The Impact of Peroxiredoxin 3 on Molecular Testing, Diagnosis, and Prognosis in Human Pancreatic Ductal Adenocarcinoma

• Published in: Cancers Vol. 17; no. 13; p. 2212
• Main Authors: Kakehashi, Anna, Suzuki, Shugo, Nishidoi, Yusaku, Hagihara, Atsushi, Ikenaga, Hiroko, Shiota, Masayuki, Qiu, Guiyu, Noura, Ikue, Kuwae, Yuko, Vachiraarunwong, Arpamas, Fujioka, Masaki, Gi, Min, Kawada, Norifumi, Wanibuchi, Hideki
• Format: Journal Article
• Language: English
• Published: Switzerland MDPI AG 01.07.2025; MDPI
• Subjects: Adenocarcinoma; Age; Biological products; Biomarkers; Blood levels; Cancer; CD44 antigen; Classification; Diagnosis; Enzymes; Ethylenediaminetetraacetic acid; Extracellular vesicles; Females; FOXO3 protein; Growth patterns; Hospitals; Males; Matrix protein; Medical colleges; Medical prognosis; Medical records; Metastases; mRNA; Oxidative stress; Pancreatic cancer; Peroxiredoxin; Prognosis; Protein expression; Proteins; Proteomics; Reactive oxygen species; Reagents; Review boards; RNA; Software; Tumors; California; United States; Massachusetts; Japan; Pennsylvania; Canada; United States > US; peroxiredoxin 3; PDAC; extracellular vesicles; oxidative stress resistance; biomarker; mitochondria
• ISSN: 2072-6694; 2072-6694
• DOI: 10.3390/cancers17132212

Background/Objective: Pancreatic ductal adenocarcinoma (PDAC) is one of the leading causes of cancer death and tumors with an extremely poor prognosis.

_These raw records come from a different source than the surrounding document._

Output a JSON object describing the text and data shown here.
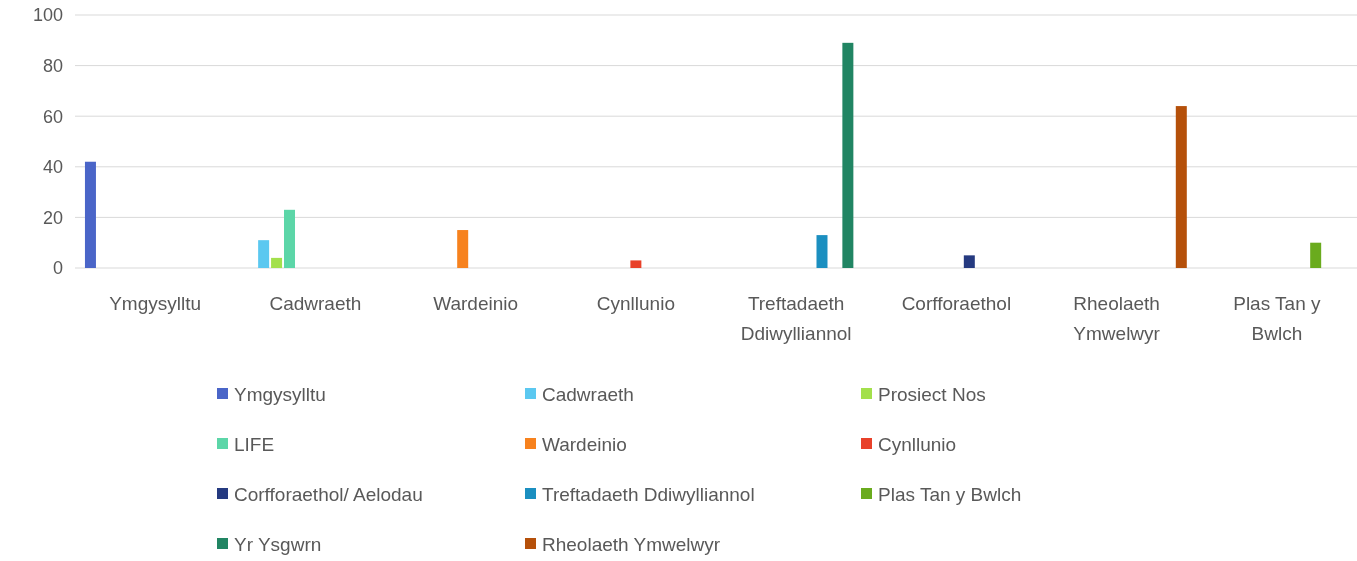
{
  "chart_data": {
    "type": "bar",
    "categories": [
      "Ymgysylltu",
      "Cadwraeth",
      "Wardeinio",
      "Cynllunio",
      "Treftadaeth Ddiwylliannol",
      "Corfforaethol",
      "Rheolaeth Ymwelwyr",
      "Plas Tan y Bwlch"
    ],
    "series": [
      {
        "name": "Ymgysylltu",
        "color": "#4a65c8",
        "values": [
          42,
          null,
          null,
          null,
          null,
          null,
          null,
          null
        ]
      },
      {
        "name": "Cadwraeth",
        "color": "#5bc8f0",
        "values": [
          null,
          11,
          null,
          null,
          null,
          null,
          null,
          null
        ]
      },
      {
        "name": "Prosiect Nos",
        "color": "#a3e04c",
        "values": [
          null,
          4,
          null,
          null,
          null,
          null,
          null,
          null
        ]
      },
      {
        "name": "LIFE",
        "color": "#5cd6a8",
        "values": [
          null,
          23,
          null,
          null,
          null,
          null,
          null,
          null
        ]
      },
      {
        "name": "Wardeinio",
        "color": "#f7821e",
        "values": [
          null,
          null,
          15,
          null,
          null,
          null,
          null,
          null
        ]
      },
      {
        "name": "Cynllunio",
        "color": "#e8412a",
        "values": [
          null,
          null,
          null,
          3,
          null,
          null,
          null,
          null
        ]
      },
      {
        "name": "Corfforaethol/ Aelodau",
        "color": "#253a80",
        "values": [
          null,
          null,
          null,
          null,
          null,
          5,
          null,
          null
        ]
      },
      {
        "name": "Treftadaeth Ddiwylliannol",
        "color": "#1b8fc0",
        "values": [
          null,
          null,
          null,
          null,
          13,
          null,
          null,
          null
        ]
      },
      {
        "name": "Plas Tan y Bwlch",
        "color": "#6aab1e",
        "values": [
          null,
          null,
          null,
          null,
          null,
          null,
          null,
          10
        ]
      },
      {
        "name": "Yr Ysgwrn",
        "color": "#218563",
        "values": [
          null,
          null,
          null,
          null,
          89,
          null,
          null,
          null
        ]
      },
      {
        "name": "Rheolaeth Ymwelwyr",
        "color": "#b5500a",
        "values": [
          null,
          null,
          null,
          null,
          null,
          null,
          64,
          null
        ]
      }
    ],
    "ylim": [
      0,
      100
    ],
    "yticks": [
      0,
      20,
      40,
      60,
      80,
      100
    ],
    "grid": "y",
    "legend": "bottom"
  }
}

In the present study, novel biomarker candidates useful for the early diagnosis and prognosis of human invasive PDAC were investigated. Methods: Biomarker candidates were first selected based on the proteomic/bioinformatic and clinico-pathological analyses of 10 and 100 patients with PDAC, respectively, operated at Osaka Metropolitan University Hospital (Exp. 1). Next, the expression and secretion of the target protein and its EV mRNA were investigated in pancreatic cancer cells in vitro and in a Balb/c nude mouse model. In addition, the protein and EV mRNA levels of candidate molecules were measured in the blood serum of 36 PDAC and 10 IPMN patients, and diagnostic significance was assessed (Exp. 2). Results: A significant elevation of peroxiredoxin 3 (PRX3), a mitochondrial matrix protein, was found in PDAC via LC-Ms/Ms analysis. In Exp. 1, PRX3 overexpression was found in PDAC and PanIN lesions and was associated with a tumor infiltrative growth pattern (INFc) and poor overall 1-year patient survival. The prognostic value was significantly improved when PRX3 was combined with serum SPan-1 and DUPAN-2 markers in survival analyses. Furthermore, the PRX3 protein and its extracellular vesicle (EV: exosome and oncosome)-incorporated mRNA were secreted at detectable levels from PANC-1, MIAPaCa-2, and SW1990 cells into the blood of Balb/c nude mice bearing tumors. The overexpression of PRX3 was positively correlated with that of cancer stem cell marker CD44 variant 9 (CD44v9), P-Nrf2, and FOXO3a, as well as the generation of reactive oxygen species. In Exp. 2, a significant increase in PRX3 protein and EV mRNA was detected in the blood serum of PDAC subjects compared to IPMN patients and healthy controls. Significantly higher PRX3 protein levels were found in the IPMN group. The elevation of PRX3 EV mRNA was significantly associated with poor patient survival. Conclusions: These results indicate that PRX3 may become a novel early biomarker for PDAC diagnosis and prognosis.